The lore of ghosts, witches and fairies surrounded Leland from boyhood. He was born in Philadelphia, Pennsylvania, on 15th August 1824; and when he was only a few days old, his old Dutch nurse carried him up to the garret of the house, and placed a Bible, a key, and a knife on the baby’s breast, and lighted candles, money, and a plate of salt at his head. The object of this rite was to cause him to rise in life, to be lucky, and to become a scholar and a wizard; it certainly seems to have succeeded.

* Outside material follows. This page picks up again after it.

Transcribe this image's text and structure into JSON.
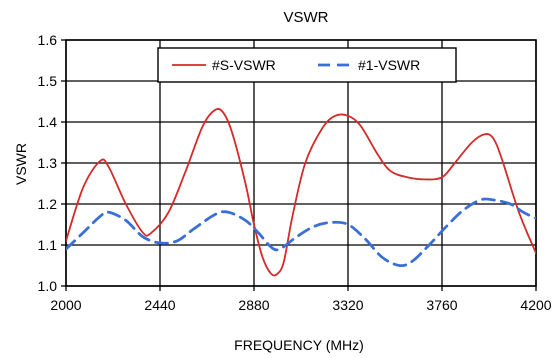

He was a descendant of John Leland, who became the Royal Antiquary in 1533, and of Charles Leland, who was Secretary of the Society of Antiquaries in the reign of Charles I. His family came to America in 1636 and settled in Massachusetts.

Charles Godfrey Leland was educated at Princeton, from which he graduated at the end of four years. He then went to Europe, where he studied at the universities of Heidelberg and Munich, and at the Sorbonne in Paris. He took part in the Paris Revolution of 1848; and later he fought in the American Civil War, on the Union side, and saw the Battle of Gettysburg.

He worked extensively as a journalist in America, and also prospected for oil; travelling in the old Wild West, and once staying with General Custer at Fort Harker. His appearance was striking; over 6 feet tall, bearded, and with handsome features and blue eyes, which his niece and biographer, Elizabeth Robins Pennell, described as “the eyes of the seer, the mystic”.

Deeply devoted to his wife, Isabel, whom he married in 1856, he survived her death by less than a year. His long and active life closed at Florence in 1903.